Batch embedding generation for large document corpora requires attention to throughput optimization. GPU-based embedding inference using sentence-transformers achieves 1,000–5,000 embeddings per second depending on model size and sequence length when using optimal batch sizes (typically 32–256). CPU-based inference on quantized models achieves 100–500 embeddings per second, which is sufficient for real-time re-embedding of updated documents but too slow for initial corpus embedding of millions of documents. Cloud embedding APIs like OpenAI text-embedding-3 provide throughput of thousands of embeddings per minute with rate limits, requiring parallel requests and backoff logic for large-scale indexing jobs.

Negative mining strategy for contrastive learning directly affects the quality of fine-tuned retrieval models. Random negatives — sampling documents from the corpus at random as non-relevant examples — produce easy negatives that are already well-separated from the positive in embedding space and provide weak training signal. Hard negatives — selecting the top-k retrieved documents that are not the true positive — provide much stronger training signal because the model must learn to separate genuinely similar but non-relevant documents from the true positive. BM25-mined hard negatives, where BM25 retrieves false positives that share keywords with the query but are not the correct document, are particularly valuable training examples for improving dense retrieval recall.

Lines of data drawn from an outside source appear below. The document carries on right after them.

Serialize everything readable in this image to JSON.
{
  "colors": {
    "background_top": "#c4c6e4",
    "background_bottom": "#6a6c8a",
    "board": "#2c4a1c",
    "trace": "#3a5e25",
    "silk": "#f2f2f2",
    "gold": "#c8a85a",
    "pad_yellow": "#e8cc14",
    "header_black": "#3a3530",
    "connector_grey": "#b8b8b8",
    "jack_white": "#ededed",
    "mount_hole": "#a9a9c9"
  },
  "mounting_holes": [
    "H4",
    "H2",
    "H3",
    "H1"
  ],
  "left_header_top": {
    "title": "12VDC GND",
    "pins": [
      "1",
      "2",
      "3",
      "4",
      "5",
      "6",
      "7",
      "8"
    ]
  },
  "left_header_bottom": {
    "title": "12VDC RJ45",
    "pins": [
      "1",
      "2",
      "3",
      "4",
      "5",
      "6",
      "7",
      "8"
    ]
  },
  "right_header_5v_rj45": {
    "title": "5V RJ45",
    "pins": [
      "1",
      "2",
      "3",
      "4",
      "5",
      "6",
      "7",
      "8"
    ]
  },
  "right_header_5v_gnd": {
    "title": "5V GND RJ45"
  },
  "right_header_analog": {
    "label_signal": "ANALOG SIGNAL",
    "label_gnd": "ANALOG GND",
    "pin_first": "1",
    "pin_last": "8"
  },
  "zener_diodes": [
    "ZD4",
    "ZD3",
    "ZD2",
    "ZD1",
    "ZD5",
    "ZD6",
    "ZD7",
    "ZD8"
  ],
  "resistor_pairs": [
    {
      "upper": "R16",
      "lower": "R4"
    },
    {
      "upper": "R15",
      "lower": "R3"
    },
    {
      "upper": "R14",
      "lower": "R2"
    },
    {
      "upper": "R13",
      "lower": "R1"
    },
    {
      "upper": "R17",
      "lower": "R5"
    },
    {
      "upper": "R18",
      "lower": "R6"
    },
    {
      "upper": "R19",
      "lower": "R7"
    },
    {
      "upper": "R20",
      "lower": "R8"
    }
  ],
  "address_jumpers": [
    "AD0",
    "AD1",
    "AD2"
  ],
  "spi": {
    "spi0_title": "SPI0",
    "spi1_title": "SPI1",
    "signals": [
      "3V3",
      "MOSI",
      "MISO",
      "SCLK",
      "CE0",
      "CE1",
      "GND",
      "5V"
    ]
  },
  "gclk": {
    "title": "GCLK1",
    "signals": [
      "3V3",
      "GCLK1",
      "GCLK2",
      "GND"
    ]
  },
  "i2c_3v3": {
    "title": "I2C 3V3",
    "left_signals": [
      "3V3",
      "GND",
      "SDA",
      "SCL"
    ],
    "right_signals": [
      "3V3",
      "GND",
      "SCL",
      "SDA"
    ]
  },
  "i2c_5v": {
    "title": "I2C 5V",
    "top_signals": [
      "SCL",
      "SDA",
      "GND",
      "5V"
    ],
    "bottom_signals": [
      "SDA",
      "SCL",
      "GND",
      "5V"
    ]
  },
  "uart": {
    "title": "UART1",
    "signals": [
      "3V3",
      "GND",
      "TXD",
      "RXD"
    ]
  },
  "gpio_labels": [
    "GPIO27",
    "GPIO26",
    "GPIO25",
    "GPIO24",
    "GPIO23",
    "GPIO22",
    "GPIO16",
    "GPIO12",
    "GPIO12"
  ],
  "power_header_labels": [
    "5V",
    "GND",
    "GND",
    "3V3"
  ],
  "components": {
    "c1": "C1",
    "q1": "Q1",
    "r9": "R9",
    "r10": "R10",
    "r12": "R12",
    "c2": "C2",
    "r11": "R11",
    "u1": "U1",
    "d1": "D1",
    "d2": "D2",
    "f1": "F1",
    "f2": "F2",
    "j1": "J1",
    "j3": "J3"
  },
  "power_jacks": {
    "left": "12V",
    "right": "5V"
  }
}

Retrieval recall at different k values determines the upper bound on downstream answer quality in RAG pipelines. If the relevant document is not in the top-k retrieved results, no reranking or generation strategy can recover it. Measuring recall@5, recall@10, and recall@20 on a labeled evaluation set before tuning generation reveals whether retrieval or generation is the binding constraint on end-to-end quality. Many teams that focus on generation quality improvements discover through this analysis that their recall@5 is 55% — meaning 45% of queries cannot possibly be answered correctly — making retrieval improvement the higher-leverage intervention.

FAISS index persistence and warm loading are operationally important for dense retrieval services that restart frequently. Saving a FAISS index to disk with index.write_index() and loading it with faiss.read_index() on startup restores the full ANN index without recomputing it from scratch. For large indexes (millions of vectors), this saves minutes of index rebuild time on each restart. Production services should checkpoint the index to persistent storage after each major update and load from the checkpoint on startup, treating index rebuild as a fallback for corrupted checkpoint recovery rather than normal operation.